During the second half of the 18th century, artists throughout Europe embraced Romanticism, a cultural movement that rejected the Age of Enlightenment's emphasis on reason, logic and science. Romantic artists believed emotion and imagination were the basis of higher forms of expression. Painters abandoned the 18th century neo-classicist style with its balanced compositions, idealized forms and restrained colors. They developed a new visual language with bold brush strokes, pure color and asymmetrical designs. Romantic painters turned to nature, everyday life and folklore for subjects that displayed and evoked emotion.
  1. Romantic Landscapes

    • Nature inspired the Romantics, and they painted landscapes infused with feeling. John Constable painted scenes of Britain's rural countryside, a nostalgic setting popular among Romantic poets. Dramatic skylines with clouds, sunlight and shadows dominate his 6-foot long canvases. Constable and other Romantic artists such as France's Theodore Gericault painted monumental landscapes to convey the power of nature and the value of the genre. Constable applied brushstrokes of pure color to depict sunlight illuminating the trees, fields and ponds. His contemporary, J. M. W. Turner, took the technique further. Turner painted slashes of contrasting colors to convey the effects of a warm sun or a glowing moon. His paintings depict nature as source of inspiring beauty and destructive power.

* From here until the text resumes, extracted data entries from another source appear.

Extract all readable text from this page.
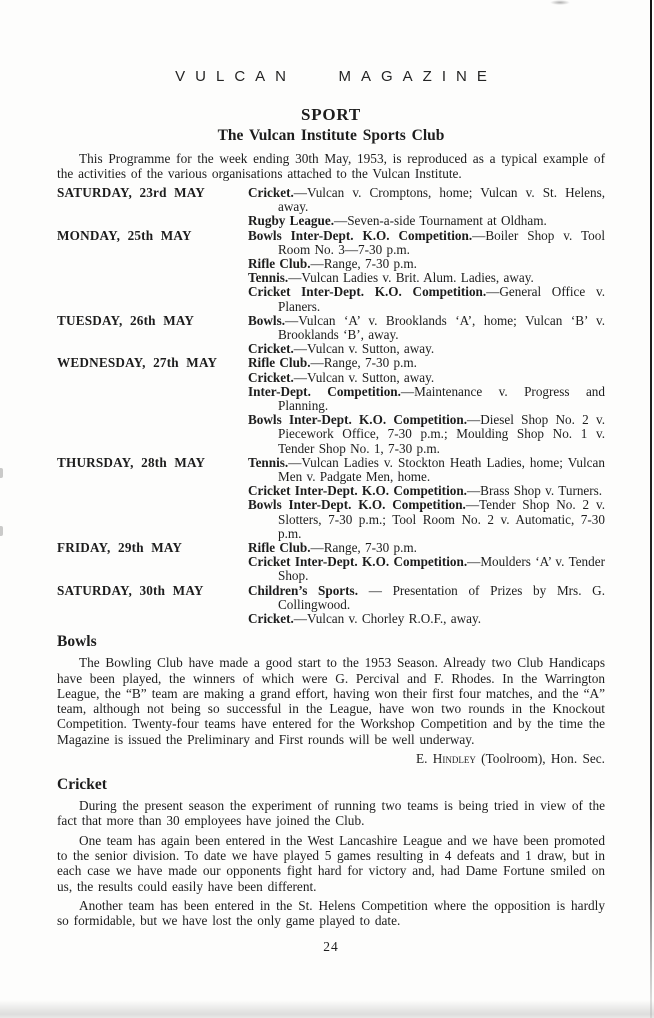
VULCAN   MAGAZINE
SPORT
The Vulcan Institute Sports Club

This Programme for the week ending 30th May, 1953, is reproduced as a typical example of the activities of the various organisations attached to the Vulcan Institute.

SATURDAY, 23rd MAY	Cricket.—Vulcan v. Cromptons, home; Vulcan v. St. Helens, away.

Rugby League.—Seven-a-side Tournament at Oldham.

MONDAY, 25th MAY	Bowls Inter-Dept. K.O. Competition.—Boiler Shop v. Tool Room No. 3—7-30 p.m.

Rifle Club.—Range, 7-30 p.m.

Tennis.—Vulcan Ladies v. Brit. Alum. Ladies, away.

Cricket Inter-Dept. K.O. Competition.—General Office v. Planers.

TUESDAY, 26th MAY	Bowls.—Vulcan ‘A’ v. Brooklands ‘A’, home; Vulcan ‘B’ v. Brooklands ‘B’, away.

Cricket.—Vulcan v. Sutton, away.

WEDNESDAY, 27th MAY	Rifle Club.—Range, 7-30 p.m.

Cricket.—Vulcan v. Sutton, away.

Inter-Dept. Competition.—Maintenance v. Progress and Planning.

Bowls Inter-Dept. K.O. Competition.—Diesel Shop No. 2 v. Piecework Office, 7-30 p.m.; Moulding Shop No. 1 v. Tender Shop No. 1, 7-30 p.m.

THURSDAY, 28th MAY	Tennis.—Vulcan Ladies v. Stockton Heath Ladies, home; Vulcan Men v. Padgate Men, home.

Cricket Inter-Dept. K.O. Competition.—Brass Shop v. Turners.

Bowls Inter-Dept. K.O. Competition.—Tender Shop No. 2 v. Slotters, 7-30 p.m.; Tool Room No. 2 v. Automatic, 7-30 p.m.

FRIDAY, 29th MAY	Rifle Club.—Range, 7-30 p.m.

Cricket Inter-Dept. K.O. Competition.—Moulders ‘A’ v. Tender Shop.

SATURDAY, 30th MAY	Children’s Sports. — Presentation of Prizes by Mrs. G. Collingwood.

Cricket.—Vulcan v. Chorley R.O.F., away.

Bowls

The Bowling Club have made a good start to the 1953 Season. Already two Club Handicaps have been played, the winners of which were G. Percival and F. Rhodes. In the Warrington League, the “B” team are making a grand effort, having won their first four matches, and the “A” team, although not being so successful in the League, have won two rounds in the Knockout Competition. Twenty-four teams have entered for the Workshop Competition and by the time the Magazine is issued the Preliminary and First rounds will be well underway.

E. Hindley (Toolroom), Hon. Sec.

Cricket

During the present season the experiment of running two teams is being tried in view of the fact that more than 30 employees have joined the Club.

One team has again been entered in the West Lancashire League and we have been promoted to the senior division. To date we have played 5 games resulting in 4 defeats and 1 draw, but in each case we have made our opponents fight hard for victory and, had Dame Fortune smiled on us, the results could easily have been different.

Another team has been entered in the St. Helens Competition where the opposition is hardly so formidable, but we have lost the only game played to date.

24
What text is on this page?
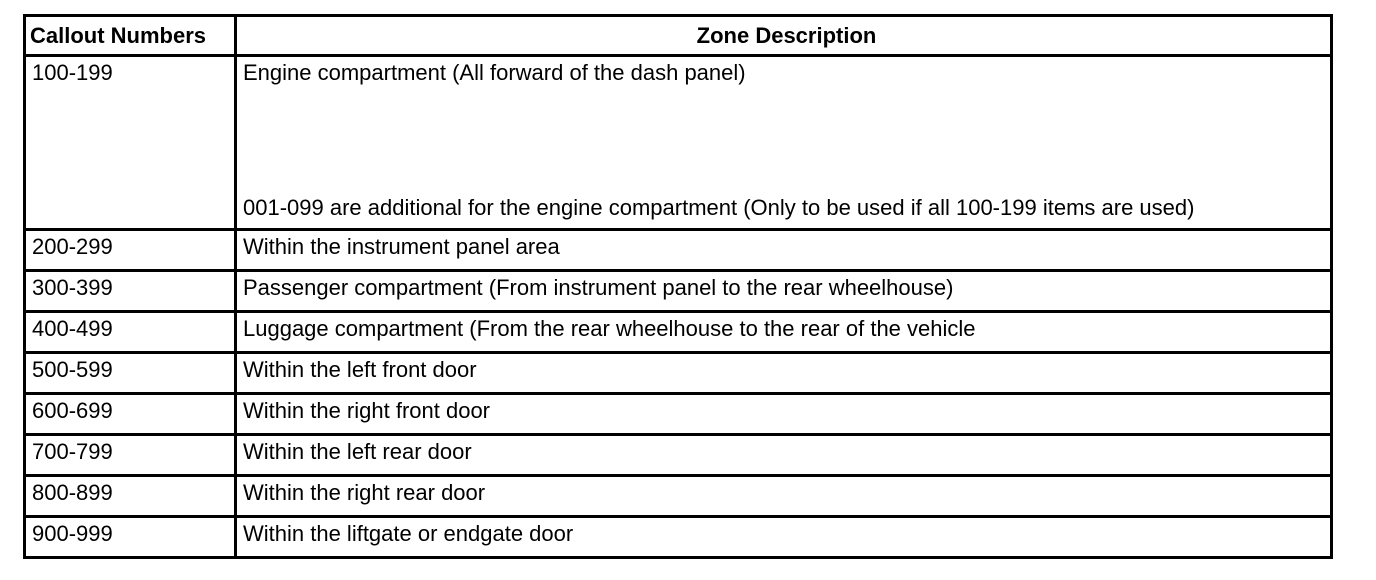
Callout Numbers	Zone Description
100-199	Engine compartment (All forward of the dash panel)
001-099 are additional for the engine compartment (Only to be used if all 100-199 items are used)

200-299	Within the instrument panel area
300-399	Passenger compartment (From instrument panel to the rear wheelhouse)
400-499	Luggage compartment (From the rear wheelhouse to the rear of the vehicle
500-599	Within the left front door
600-699	Within the right front door
700-799	Within the left rear door
800-899	Within the right rear door
900-999	Within the liftgate or endgate door
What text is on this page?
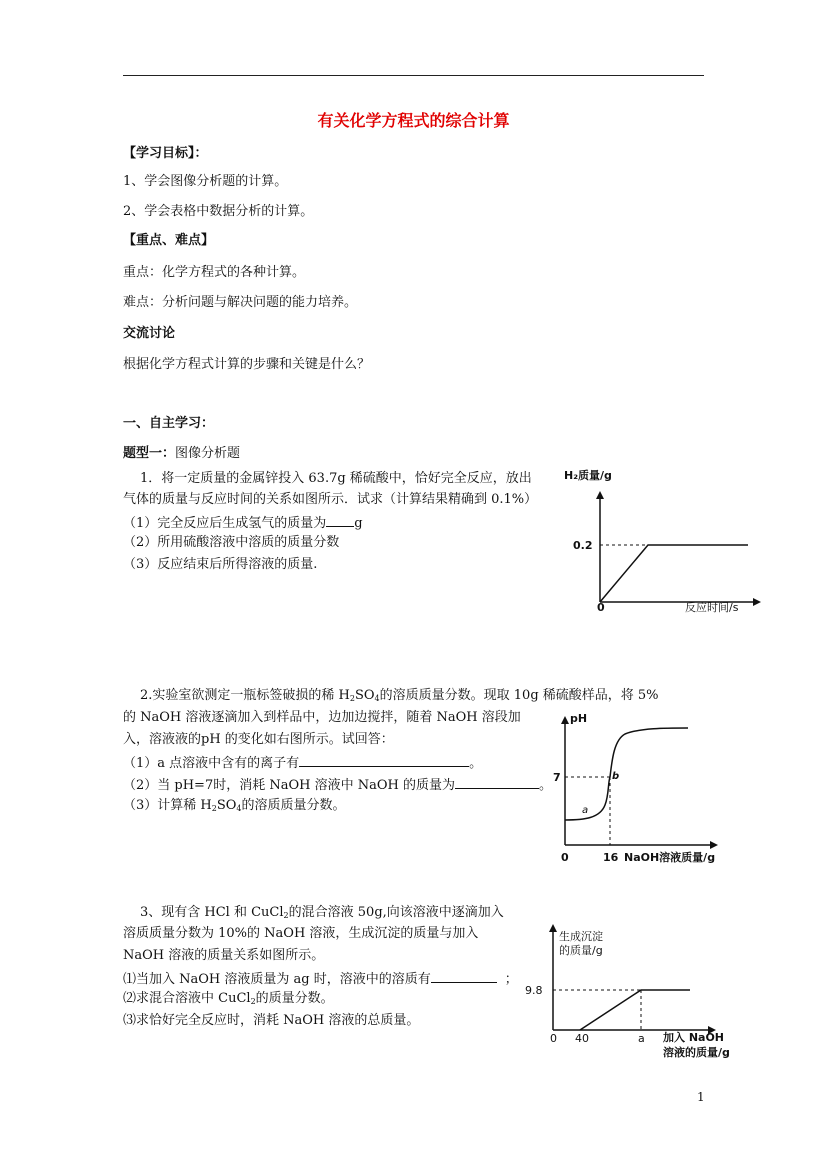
有关化学方程式的综合计算
【学习目标】：
1、学会图像分析题的计算。
2、学会表格中数据分析的计算。
【重点、难点】
重点：化学方程式的各种计算。
难点：分析问题与解决问题的能力培养。
交流讨论
根据化学方程式计算的步骤和关键是什么？
一、自主学习：
题型一：图像分析题
1．将一定质量的金属锌投入 63.7g 稀硫酸中，恰好完全反应，放出
气体的质量与反应时间的关系如图所示．试求（计算结果精确到 0.1%）
（1）完全反应后生成氢气的质量为 g
（2）所用硫酸溶液中溶质的质量分数
（3）反应结束后所得溶液的质量.
H₂质量/g
0
0.2
反应时间/s
2.实验室欲测定一瓶标签破损的稀 $H_2SO_4$的溶质质量分数。现取 10g 稀硫酸样品，将 5%
的 NaOH 溶液逐滴加入到样品中，边加边搅拌，随着 NaOH 溶段加
入，溶液液的pH 的变化如右图所示。试回答：
（1）a 点溶液中含有的离子有	。
（2）当 pH=7时，消耗 NaOH 溶液中 NaOH 的质量为	。
（3）计算稀 $H_2SO_4$的溶质质量分数。
pH
0	16 NaOH溶液质量/g
7
a
b
3、现有含 HCl 和 CuCl$_2$的混合溶液 50g,向该溶液中逐滴加入
溶质质量分数为 10%的 NaOH 溶液，生成沉淀的质量与加入
NaOH 溶液的质量关系如图所示。
⑴当加入 NaOH 溶液质量为 ag 时，溶液中的溶质有	；
⑵求混合溶液中 CuCl$_2$的质量分数。
⑶求恰好完全反应时，消耗 NaOH 溶液的总质量。
生成沉淀
的质量/g
9.8
0 40	a 加入 NaOH
溶液的质量/g
1
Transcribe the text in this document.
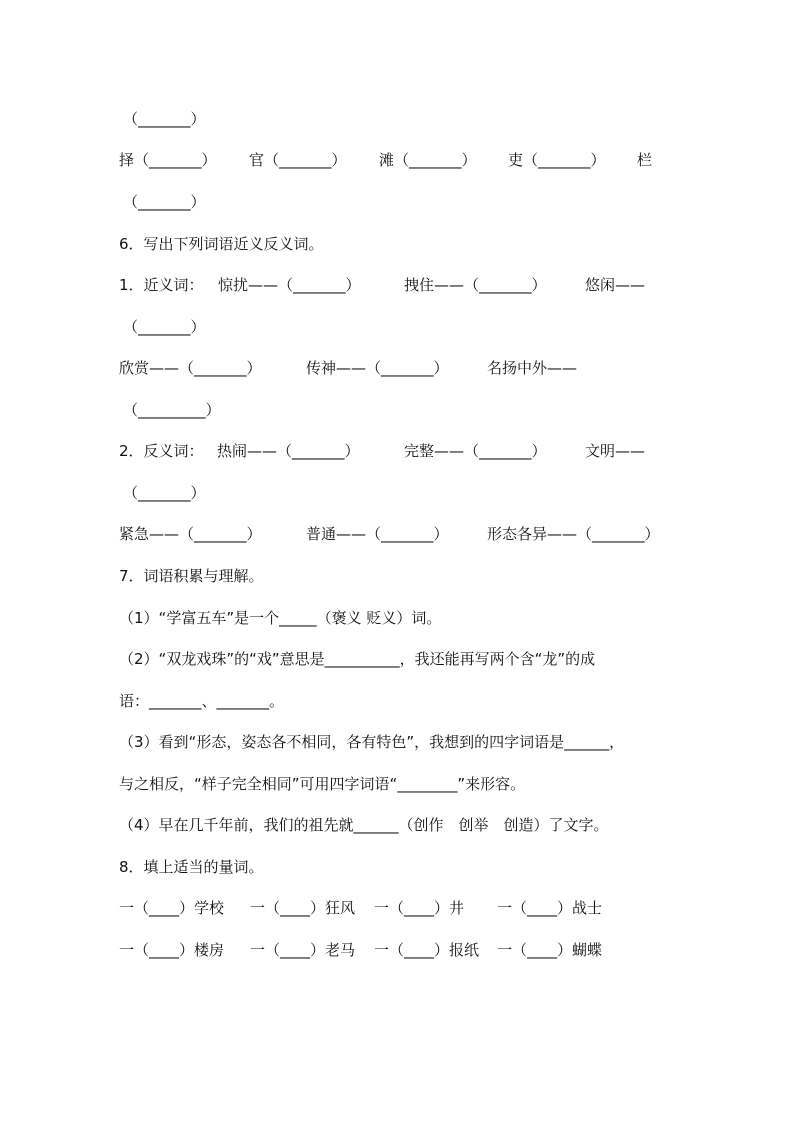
（_______）
择（_______） 官（_______） 滩（_______） 吏（_______） 栏
（_______）
6．写出下列词语近义反义词。
1．近义词： 惊扰——（_______）	拽住——（_______）	悠闲——
（_______）
欣赏——（_______）	传神——（_______）	名扬中外——
（_________）
2．反义词： 热闹——（_______）	完整——（_______）	文明——
（_______）
紧急——（_______）	普通——（_______）	形态各异——（_______）
7．词语积累与理解。
（1）“学富五车”是一个_____（褒义 贬义）词。
（2）“双龙戏珠”的“戏”意思是__________，我还能再写两个含“龙”的成
语：_______、_______。
（3）看到“形态，姿态各不相同，各有特色”，我想到的四字词语是______，
与之相反，“样子完全相同”可用四字词语“________”来形容。
（4）早在几千年前，我们的祖先就______（创作　创举　创造）了文字。
8．填上适当的量词。
一（____）学校 一（____）狂风 一（____）井 一（____）战士
一（____）楼房 一（____）老马 一（____）报纸 一（____）蝴蝶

    French Romantic Painting

    • The passionate politics of the Romantic era were a natural subject for painters. Eugène Delacroix and Theodore Gericault responded to France's struggles for freedom huge paintings that portrayed scenes of rebellion and incidents that showed the human cost of a corrupt government. Fast sweeps of color stressed the chaos, urgency and emotion of their subjects. Unlike the neoclassic painters who portrayed heroic moments in battle, the Romantics triggered emotional responses in viewers with depictions of the destruction and death of war. Francisco Goya's painting of an execution of Spanish freedom fighters highlights the terrified expression of the central figure in the line of fire. Goya portrayed his victim with outstretched arms, a pose often compared to Christ's crucifixion.

    Portraits

    • Romantic portraiture focused on the internal qualities and emotions of subjects. Painters used light and shadows to highlight facial features that expressed feelings such as uncertainty, contentment, fear and resolve. Painters often conveyed movement with wind-tossed hair and fluttering drapery. Portraits cometimes captured a momentary gesture or expression. French Romanticist Anne-Loius Girodet painted some subjects from a lower angle to create the impression they were leaning towards viewers. Romanticism valued the individual, and painters found unique stories and perceptions in the faces of generals, diplomats, maids and farmers. Theodore Gericault painted a series of portraits of patients at an insane asylum.

    Mystery and Spiritualism

    • German painters who embraced the Romantic movement developed a pictorial language that emphasized spiritual and mystical experiences. Germany's most well-known Romantic painter, Caspar David Friedrich, created landscapes infused with mist, moonlight and other ethereal atmospheric effects. Gothic ruins, gnarled dead trees and other symbols that suggest the transience and vanity of earthly life run throughout his painting. Friedrich saw nature as reflection of God. Some of his most famous painting show one or two small figures in a dark, shadowed foreground set against an illuminated and brightly colored background.